Ok, if I rewrite this in pure curl, I see the same memory allocation:
library(curl)
stream_data <- function() {
url <- "https://services.usanpn.org/npn_portal/observations/getSummarizedData.ndjson"
body_fields <- c(
request_src = "benchmarking",
climate_data = "0",
start_date = "2025-01-01",
end_date = "2025-12-01",
state = "TX"
)
body <- charToRaw(paste0(paste0(names(body_fields), "=", body_fields), collapse = "&"))
h <- new_handle()
handle_setopt(h, post = TRUE, postfieldsize = length(body), postfields = body)
con <- curl(url, handle = h)
open(con, "rbf", blocking = FALSE)
on.exit(con)
while(isIncomplete(con)) {
readBin(con, raw(), 10 * 1024)
}
close(con)
invisible()
}
bench::mark(stream_data(), iterations = 1, filter_gc = FALSE)[1:5]
#> # A tibble: 1 × 5
#> expression min median `itr/sec` mem_alloc
#> <bch:expr> <bch:tm> <bch:tm> <dbl> <bch:byt>
#> 1 stream_data() 2.82s 2.82s 0.354 227MB
I've forwarded this to @jeroen to take a look at, and since it doesn't appear to be a httr2 issue, I'm going to remove this from the milestone.
And closing here since it's now tracked in curl.
@Aariq this should be fixed in curl 6.2.3. You can install the dev version from r-universe:
install.packages("curl", repos = "https://jeroen.r-universe.dev")

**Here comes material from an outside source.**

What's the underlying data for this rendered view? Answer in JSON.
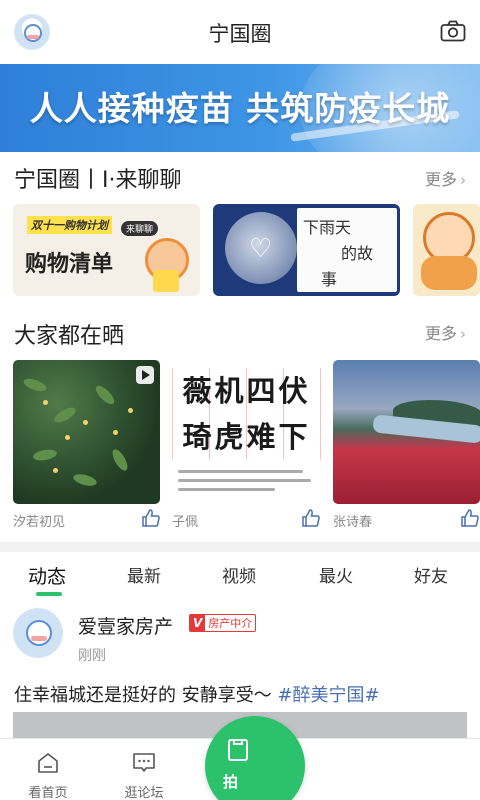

This is no longer a problem in curl, but it looks like we still have some work to do in httr2:
library(httr2)
url <- "https://services.usanpn.org/npn_portal/observations/getSummarizedData.ndjson"
req <- request(url) %>%
req_body_form(
request_src = "benchmarking",
climate_data = "0",
start_date = "2025-01-01",
end_date = "2025-12-01",
state = "TX"
)
# system.time(resp <- req_perform(req))
# length(strsplit(resp_body_string(resp), "\n")[[1]])
stream_data <- function(req, lines) {
con <- req_perform_connection(req)
on.exit(close(con))
while(!resp_stream_is_complete(con)) {
resp <- resp_stream_lines(con, lines = 100)
}
invisible()
}
stream_data_raw <- function(req) {
con <- req_perform_connection(req)
on.exit(close(con))
while(!resp_stream_is_complete(con)) {
resp <- resp_stream_raw(con, kb = 1)
}
invisible()
}
bench::mark(
stream_data(req),
stream_data_raw(req),
iterations = 1,
filter_gc = FALSE,
check = FALSE
)[1:5]
#> # A tibble: 2 × 5
#> expression min median `itr/sec` mem_alloc
#> <bch:expr> <bch:tm> <bch:tm> <dbl> <bch:byt>
#> 1 stream_data(req) 5.17s 5.17s 0.194 139MB
#> 2 stream_data_raw(req) 5.51s 5.51s 0.181 975KB
Created on 2025-04-01 with reprex v2.1.1
Fixing the memory allocations is going to require a couple of hours of work. Will first need to create a ring buffer implementation so that we can retrieve and use raw bytes from the connection without allocation memory. Then need to rewrite the event boundary functions to work with some sort of callback function on the ring buffer.
With ~4 hours work:
expression min median `itr/sec` mem_alloc
<bch:expr> <bch:tm> <bch:tm> <dbl> <bch:byt>
1 stream_data(req) 6.83s 6.83s 0.147 43.03MB
2 stream_data_raw(req) 5.38s 5.38s 0.186 1.28MB
I thought it would be a bigger difference 😬 Also it's way slower than the previous code 😞
Hi. Any update on this one maybe ?
@Seb-FS-Axpo did you try with the new curl as suggested in https://github.com/r-lib/httr2/issues/704#issuecomment-2768712657
Hi @jeroen thansk for the quick feedback. I was hoping to keep using htt2 implementation and was hoping for more feedback based on https://github.com/r-lib/httr2/issues/704#issuecomment-2770711117
@Seb-FS-Axpo httr2 is based on curl. If you upgrade curl, the problem will be fixed in httr2 too.
@jeroen I think there's still work to do in httr2, since we also do buffering that seems to be creating a bunch of copies.